Tuesday, July 18, 2006
Of Plane Flights and Peace Activists and Other Things
Standing with the Peace Women in Duxbury, MAIt only took us 16 hours to get home from Boston yesterday. I now know Logan Airport intimately.
Even though we had a really nice time in Boston, and I fell more deeply in love with Michael's family, it is good to be home in the DRY Colorado air. And I loved seeing my kale (which has revived itself since the hailstorm), the tomatoes that are beginning to ripen, and the itty bitty pumpkins forming.
While in Boston, we stood with a group of peace vigilers on a hot Saturday morning. This group of women has been standing in front of the Duxbury post office since before the war began. The oldest member is 88 years old and she sits in the HOT and HUMID weather and the COLD and HUMID weather for an hour on Saturdays. Makes it kind of hard to hear younger people have excuses for not participating.
I have to admit that I am feeling somewhat depressed. The affairs of our country and the rest of the world can seem overwhelming. I haven't been able to write about any of it, because I didn't know where to start.
Since I've been home, I have gone back to reading Gandhi. Even though I have studied his work for years, I feel I'm now reading him for the first time. I want to reflect on just what my work is here and how to approach it. It is not useful to allow myself to be overwhelmed by the violence, pain and suffering. If I act out of anything but love, I am not acting consistently with my beliefs, and I am no different from the people whose methods I don't support.
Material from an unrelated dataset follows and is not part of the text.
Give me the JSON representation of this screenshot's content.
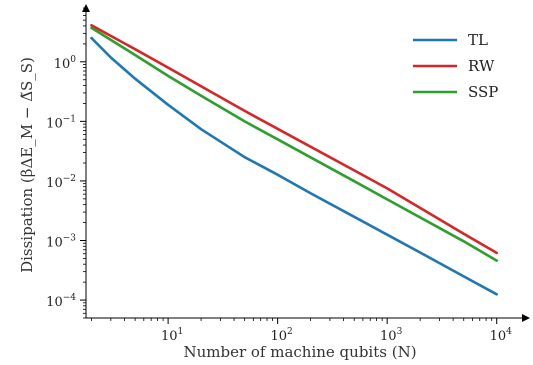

From the Foreword written by Michael Nagler in Eknath Easwaran's book, Gandhi the Man:
When she is asked, "What was Gandhi like? Describe the dominant impression he made on one," she sums up the secret of Gandhi the man in three words: "His great love." Then, a little later, the interviewer voices a doubt one often hears in connection with a person of Gandhi's stature: "Don't you think that he was a bit unrealistic, that he failed to reckon with the limits of our capacities?" It is hard to convey the joyful twinkle in Asha Devi's eyes as she answers, "There are no limits to our capacities."